Everyone has at least one thing they miss from normal times: movie theatres, gyms, hugs… but with the pandemic, all of these things have come to a screeching halt. In their place has come waves of emotionally taxing ‘what-ifs’ and worst-case scenarios that can keep you up at night. Everyone has a different level of tolerance for uncertainty and it’s OK if you have reached yours.
Lawrence Robinson and Melinda Smith from Helpguide.org say that worrying is one such way we like to deal with uncertainty. Worrying gives us a feeling of control because if you agonize over a problem long enough, perhaps you’ll find a solution. They go on to say that when it comes to things outside of your control, obsessing over negative scenarios will only sap you of energy. Instead, try focusing on the present and what you can control.
For instance, social distancing, wearing a mask and washing your hands can help relieve feelings of helplessness and will help you feel safer when you have to interact with other people. Keep in mind that you have control over your own actions. You can avoid places that are too crowded, and you can bring those movies, exercise and hugs home.
Extroverts everywhere are feeling the pain of the pandemic, but just because we’re socially distancing, it doesn’t mean that we can’t be social. Isolation is detrimental to our health, so staying in contact with the people we love, through messaging, social media or a simple phone call is beneficial.
On the flip side of isolation, families and people living close together have had to deal with a lot of ‘togetherness’. Overall, studies have found that people who are cohabitating have had less anxiety and depression, compared to people who live alone. But the quality of those relationships is an important factor in ensuring everyone in the household is happy. If your living situation is tense, Dr. Laurie Santos from Yale University says that it is important to try and remember what made your relationships work in the past and play to those strengths.
Are you great at spontaneously thoughtful gestures? Are you really good at communication? Do you know how to make each other laugh?
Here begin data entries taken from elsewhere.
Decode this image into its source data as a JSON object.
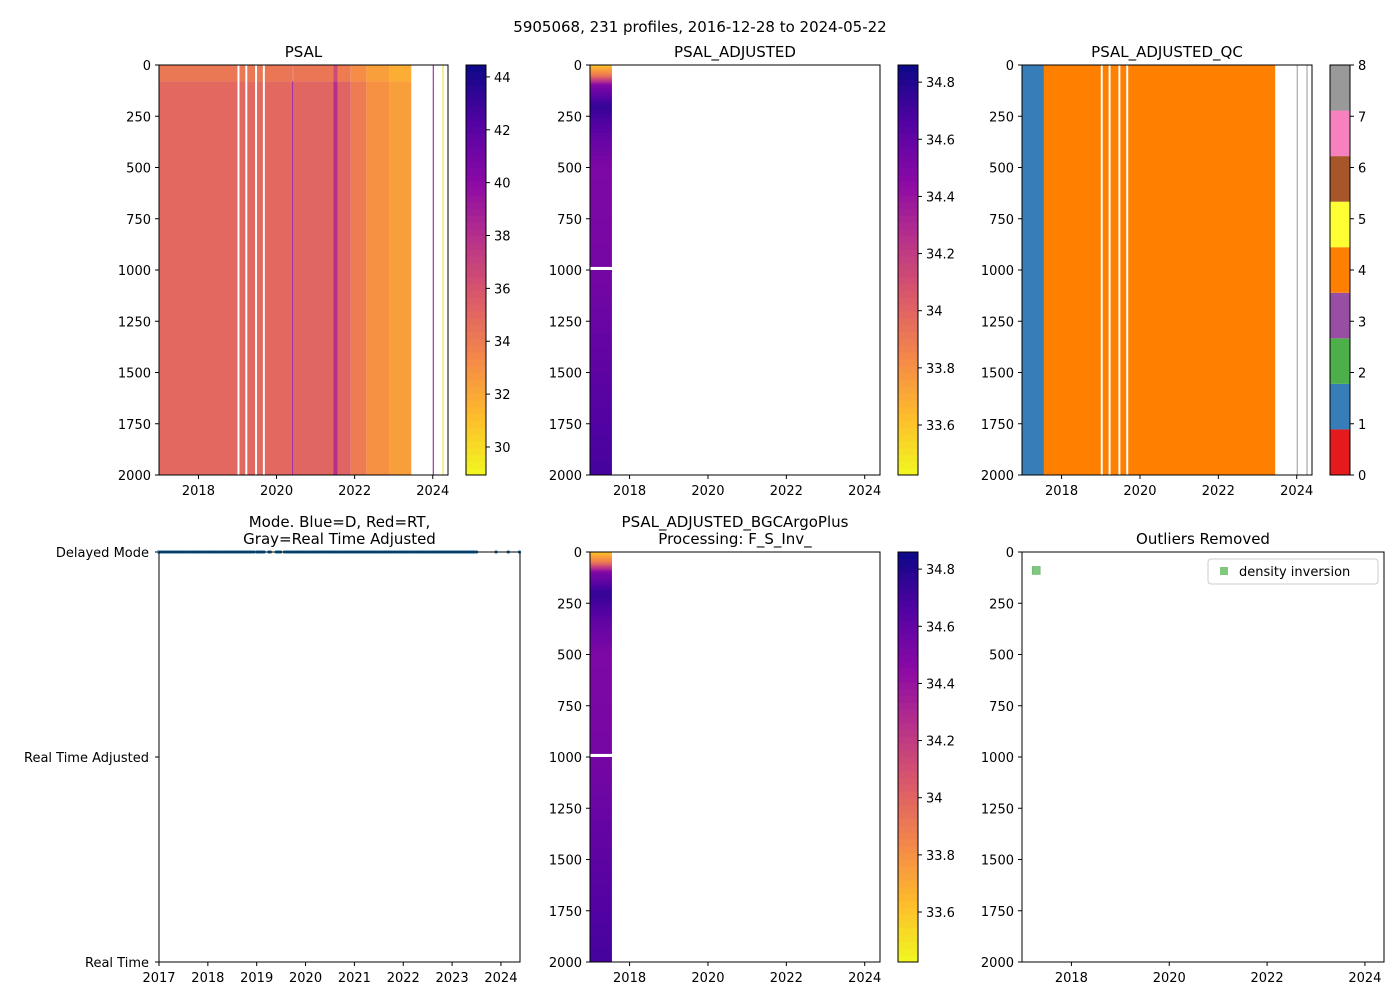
{
  "suptitle": "5905068, 231 profiles, 2016-12-28 to 2024-05-22",
  "colors": {
    "qc": [
      "#e41a1c",
      "#377eb8",
      "#4daf4a",
      "#984ea3",
      "#ff7f00",
      "#ffff33",
      "#a65628",
      "#f781bf",
      "#999999"
    ],
    "mode_dot": "#1f77b4",
    "outlier": "#7fc97f"
  },
  "chart_data": [
    {
      "id": "psal",
      "type": "heatmap",
      "title": "PSAL",
      "xlim": [
        2016.99,
        2024.39
      ],
      "ylim": [
        2000,
        0
      ],
      "xticks": [
        2018,
        2020,
        2022,
        2024
      ],
      "yticks": [
        0,
        250,
        500,
        750,
        1000,
        1250,
        1500,
        1750,
        2000
      ],
      "colormap": "plasma_r",
      "clim": [
        28.94,
        44.45
      ],
      "cbar_ticks": [
        30,
        32,
        34,
        36,
        38,
        40,
        42,
        44
      ],
      "columns": [
        {
          "x0": 2016.99,
          "x1": 2019.0,
          "surface": 34.2,
          "deep": 35.0
        },
        {
          "x0": 2019.05,
          "x1": 2019.2,
          "surface": 34.2,
          "deep": 35.0
        },
        {
          "x0": 2019.25,
          "x1": 2019.45,
          "surface": 34.2,
          "deep": 35.0
        },
        {
          "x0": 2019.5,
          "x1": 2019.65,
          "surface": 34.2,
          "deep": 35.0
        },
        {
          "x0": 2019.7,
          "x1": 2020.4,
          "surface": 34.3,
          "deep": 35.0
        },
        {
          "x0": 2020.4,
          "x1": 2020.43,
          "surface": 34.5,
          "deep": 39.5
        },
        {
          "x0": 2020.43,
          "x1": 2021.45,
          "surface": 34.3,
          "deep": 35.1
        },
        {
          "x0": 2021.45,
          "x1": 2021.56,
          "surface": 36.5,
          "deep": 38.0
        },
        {
          "x0": 2021.56,
          "x1": 2021.9,
          "surface": 34.0,
          "deep": 35.2
        },
        {
          "x0": 2021.9,
          "x1": 2022.3,
          "surface": 33.2,
          "deep": 34.0
        },
        {
          "x0": 2022.3,
          "x1": 2022.9,
          "surface": 32.4,
          "deep": 33.0
        },
        {
          "x0": 2022.9,
          "x1": 2023.45,
          "surface": 31.8,
          "deep": 32.4
        },
        {
          "x0": 2024.0,
          "x1": 2024.02,
          "surface": 40.0,
          "deep": 40.0
        },
        {
          "x0": 2024.25,
          "x1": 2024.27,
          "surface": 30.0,
          "deep": 30.0
        }
      ]
    },
    {
      "id": "psal_adj",
      "type": "heatmap",
      "title": "PSAL_ADJUSTED",
      "xlim": [
        2016.99,
        2024.39
      ],
      "ylim": [
        2000,
        0
      ],
      "xticks": [
        2018,
        2020,
        2022,
        2024
      ],
      "yticks": [
        0,
        250,
        500,
        750,
        1000,
        1250,
        1500,
        1750,
        2000
      ],
      "colormap": "plasma_r",
      "clim": [
        33.425,
        34.86
      ],
      "cbar_ticks": [
        33.6,
        33.8,
        34.0,
        34.2,
        34.4,
        34.6,
        34.8
      ],
      "profile": {
        "x0": 2016.99,
        "x1": 2017.55,
        "depths": [
          0,
          50,
          100,
          200,
          350,
          500,
          1000,
          1500,
          2000
        ],
        "values": [
          33.6,
          33.9,
          34.5,
          34.75,
          34.6,
          34.5,
          34.53,
          34.62,
          34.7
        ],
        "gap_depth": [
          985,
          1000
        ]
      }
    },
    {
      "id": "psal_adj_qc",
      "type": "heatmap",
      "title": "PSAL_ADJUSTED_QC",
      "xlim": [
        2016.99,
        2024.39
      ],
      "ylim": [
        2000,
        0
      ],
      "xticks": [
        2018,
        2020,
        2022,
        2024
      ],
      "yticks": [
        0,
        250,
        500,
        750,
        1000,
        1250,
        1500,
        1750,
        2000
      ],
      "colormap": "qc",
      "clim": [
        0,
        8
      ],
      "cbar_ticks": [
        0,
        1,
        2,
        3,
        4,
        5,
        6,
        7,
        8
      ],
      "columns": [
        {
          "x0": 2016.99,
          "x1": 2017.55,
          "qc": 1
        },
        {
          "x0": 2017.55,
          "x1": 2019.0,
          "qc": 4
        },
        {
          "x0": 2019.05,
          "x1": 2019.2,
          "qc": 4
        },
        {
          "x0": 2019.25,
          "x1": 2019.45,
          "qc": 4
        },
        {
          "x0": 2019.5,
          "x1": 2019.65,
          "qc": 4
        },
        {
          "x0": 2019.7,
          "x1": 2023.45,
          "qc": 4
        },
        {
          "x0": 2024.0,
          "x1": 2024.02,
          "qc": 8
        },
        {
          "x0": 2024.25,
          "x1": 2024.27,
          "qc": 8
        }
      ]
    },
    {
      "id": "mode",
      "type": "scatter",
      "title": "Mode. Blue=D, Red=RT,",
      "title2": "Gray=Real Time Adjusted",
      "xlim": [
        2017.0,
        2024.39
      ],
      "xticks": [
        2017,
        2018,
        2019,
        2020,
        2021,
        2022,
        2023,
        2024
      ],
      "ycategories": [
        "Real Time",
        "Real Time Adjusted",
        "Delayed Mode"
      ],
      "delayed_ranges": [
        [
          2016.99,
          2018.95
        ],
        [
          2019.0,
          2019.15
        ],
        [
          2019.25,
          2019.3
        ],
        [
          2019.4,
          2019.5
        ],
        [
          2019.57,
          2023.5
        ]
      ],
      "delayed_points": [
        2023.9,
        2024.15,
        2024.38
      ]
    },
    {
      "id": "bgc",
      "type": "heatmap",
      "title": "PSAL_ADJUSTED_BGCArgoPlus",
      "title2": "Processing: F_S_Inv_",
      "xlim": [
        2016.99,
        2024.39
      ],
      "ylim": [
        2000,
        0
      ],
      "xticks": [
        2018,
        2020,
        2022,
        2024
      ],
      "yticks": [
        0,
        250,
        500,
        750,
        1000,
        1250,
        1500,
        1750,
        2000
      ],
      "colormap": "plasma_r",
      "clim": [
        33.425,
        34.86
      ],
      "cbar_ticks": [
        33.6,
        33.8,
        34.0,
        34.2,
        34.4,
        34.6,
        34.8
      ],
      "profile": {
        "x0": 2016.99,
        "x1": 2017.55,
        "depths": [
          0,
          50,
          100,
          200,
          350,
          500,
          1000,
          1500,
          2000
        ],
        "values": [
          33.6,
          33.9,
          34.5,
          34.75,
          34.6,
          34.5,
          34.53,
          34.62,
          34.7
        ],
        "gap_depth": [
          985,
          1000
        ]
      }
    },
    {
      "id": "outliers",
      "type": "scatter",
      "title": "Outliers Removed",
      "xlim": [
        2016.99,
        2024.39
      ],
      "ylim": [
        2000,
        0
      ],
      "xticks": [
        2018,
        2020,
        2022,
        2024
      ],
      "yticks": [
        0,
        250,
        500,
        750,
        1000,
        1250,
        1500,
        1750,
        2000
      ],
      "legend": {
        "label": "density inversion",
        "placement": "top-right"
      },
      "points": [
        {
          "x": 2017.28,
          "y": 90
        }
      ]
    }
  ]
}
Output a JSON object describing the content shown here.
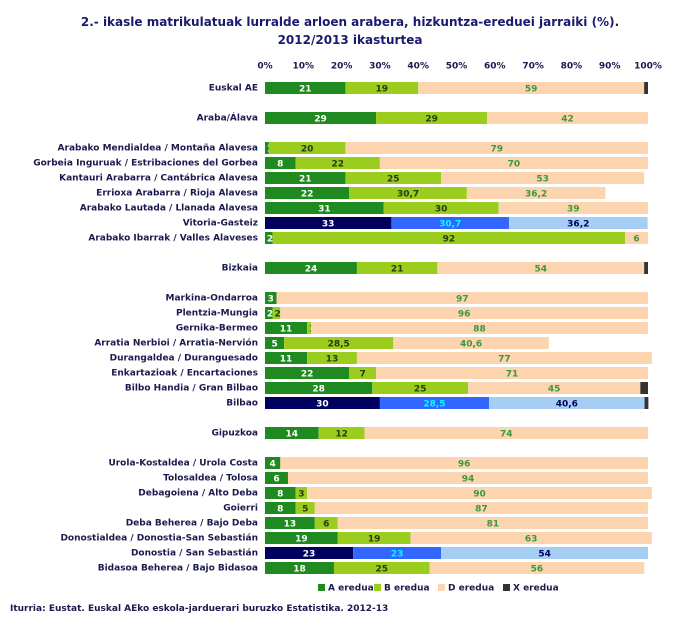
{
  "chart_data": {
    "type": "stacked-barh",
    "title": "2.- ikasle matrikulatuak lurralde arloen arabera, hizkuntza-ereduei jarraiki (%). 2012/2013 ikasturtea",
    "source": "Iturria: Eustat. Euskal AEko eskola-jarduerari buruzko Estatistika. 2012-13",
    "categories": [
      "Euskal AE",
      null,
      "Araba/Álava",
      null,
      "Arabako Mendialdea / Montaña Alavesa",
      "Gorbeia Inguruak / Estribaciones del Gorbea",
      "Kantauri Arabarra / Cantábrica Alavesa",
      "Errioxa Arabarra / Rioja Alavesa",
      "Arabako Lautada / Llanada Alavesa",
      "Vitoria-Gasteiz",
      "Arabako Ibarrak / Valles Alaveses",
      null,
      "Bizkaia",
      null,
      "Markina-Ondarroa",
      "Plentzia-Mungia",
      "Gernika-Bermeo",
      "Arratia Nerbioi / Arratia-Nervión",
      "Durangaldea / Duranguesado",
      "Enkartazioak / Encartaciones",
      "Bilbo Handia / Gran Bilbao",
      "Bilbao",
      null,
      "Gipuzkoa",
      null,
      "Urola-Kostaldea / Urola Costa",
      "Tolosaldea / Tolosa",
      "Debagoiena / Alto Deba",
      "Goierri",
      "Deba Beherea / Bajo Deba",
      "Donostialdea / Donostia-San Sebastián",
      "Donostia / San Sebastián",
      "Bidasoa Beherea / Bajo Bidasoa"
    ],
    "highlighted": [
      false,
      false,
      false,
      false,
      false,
      false,
      false,
      false,
      false,
      true,
      false,
      false,
      false,
      false,
      false,
      false,
      false,
      false,
      false,
      false,
      false,
      true,
      false,
      false,
      false,
      false,
      false,
      false,
      false,
      false,
      false,
      true,
      false
    ],
    "series": [
      {
        "name": "A eredua",
        "color": "#1f8a1f",
        "highlight_color": "#00005e",
        "label_color": "#ffffff",
        "highlight_label_color": "#ffffff",
        "values": [
          21,
          null,
          29,
          null,
          1,
          8,
          21,
          22,
          31,
          33,
          2,
          null,
          24,
          null,
          3,
          2,
          11,
          5,
          11,
          22,
          28,
          30,
          null,
          14,
          null,
          4,
          6,
          8,
          8,
          13,
          19,
          23,
          18
        ]
      },
      {
        "name": "B eredua",
        "color": "#9acd1e",
        "highlight_color": "#3366ff",
        "label_color": "#2a3a10",
        "highlight_label_color": "#00ffff",
        "values": [
          19,
          null,
          29,
          null,
          20,
          22,
          25,
          30.7,
          30,
          30.7,
          92,
          null,
          21,
          null,
          null,
          2,
          1,
          28.5,
          13,
          7,
          25,
          28.5,
          null,
          12,
          null,
          0,
          0,
          3,
          5,
          6,
          19,
          23,
          25
        ],
        "value_labels": [
          null,
          null,
          null,
          null,
          null,
          null,
          null,
          "30,7",
          null,
          "30,7",
          null,
          null,
          null,
          null,
          null,
          null,
          null,
          "28,5",
          null,
          null,
          null,
          "28,5",
          null,
          null,
          null,
          null,
          null,
          null,
          null,
          null,
          null,
          null,
          null
        ]
      },
      {
        "name": "D eredua",
        "color": "#fcd5b0",
        "highlight_color": "#a6cef5",
        "label_color": "#3a9a3a",
        "highlight_label_color": "#00005e",
        "values": [
          59,
          null,
          42,
          null,
          79,
          70,
          53,
          36.2,
          39,
          36.2,
          6,
          null,
          54,
          null,
          97,
          96,
          88,
          40.6,
          77,
          71,
          45,
          40.6,
          null,
          74,
          null,
          96,
          94,
          90,
          87,
          81,
          63,
          54,
          56
        ],
        "value_labels": [
          null,
          null,
          null,
          null,
          null,
          null,
          null,
          "36,2",
          null,
          "36,2",
          null,
          null,
          null,
          null,
          null,
          null,
          null,
          "40,6",
          null,
          null,
          null,
          "40,6",
          null,
          null,
          null,
          null,
          null,
          null,
          null,
          null,
          null,
          null,
          null
        ]
      },
      {
        "name": "X eredua",
        "color": "#333333",
        "highlight_color": "#333333",
        "values": [
          1,
          null,
          null,
          null,
          null,
          null,
          null,
          null,
          null,
          null,
          null,
          null,
          1,
          null,
          null,
          null,
          null,
          null,
          null,
          null,
          2,
          1,
          null,
          null,
          null,
          null,
          null,
          null,
          null,
          null,
          null,
          null,
          null
        ]
      }
    ],
    "xlim": [
      0,
      100
    ],
    "xticks": [
      {
        "value": 0,
        "label": "0%"
      },
      {
        "value": 10,
        "label": "10%"
      },
      {
        "value": 20,
        "label": "20%"
      },
      {
        "value": 30,
        "label": "30%"
      },
      {
        "value": 40,
        "label": "40%"
      },
      {
        "value": 50,
        "label": "50%"
      },
      {
        "value": 60,
        "label": "60%"
      },
      {
        "value": 70,
        "label": "70%"
      },
      {
        "value": 80,
        "label": "80%"
      },
      {
        "value": 90,
        "label": "90%"
      },
      {
        "value": 100,
        "label": "100%"
      }
    ],
    "grid": false,
    "legend": "bottom"
  }
}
Whatever it is that made your family work before, double down on it now, while still being respectful of boundaries and environments.
It’s normal to feel overwhelmed, and getting into a routine of doing mind-stimulating activities that bring joy can be the answer. Here are a few ideas:
There are plenty of ways you can keep busy and reward your mind at the same time. Personally, I love playing video games online with friends, as a way to channel my energy into the mutual goal of defeating the enemy!
Since the start of the pandemic, your home has been repurposed to accommodate your entire existence; it’s now an office, a school, a daycare, a movie theatre, and a gym, all rolled into one. And after following this guide, you’ll be even busier than ever before.
So, don’t forget to take a break! Take a deep breath and recharge. Have a coffee in real life and invite your friends along, virtually. You probably need the practice, because it’s been so long! We’ll be sitting back in those really cozy café chairs, watching people mill about, in real life, really soon.
It may be difficult to imagine at the moment, but things will get better. Years from now we’ll look back on the craziness of the 2020s as a challenge that we successfully faced and conquered. Life may feel messy, uncontrollable and lonely right now, but the key is to get in sync with the people around us, our environments, and most importantly, ourselves.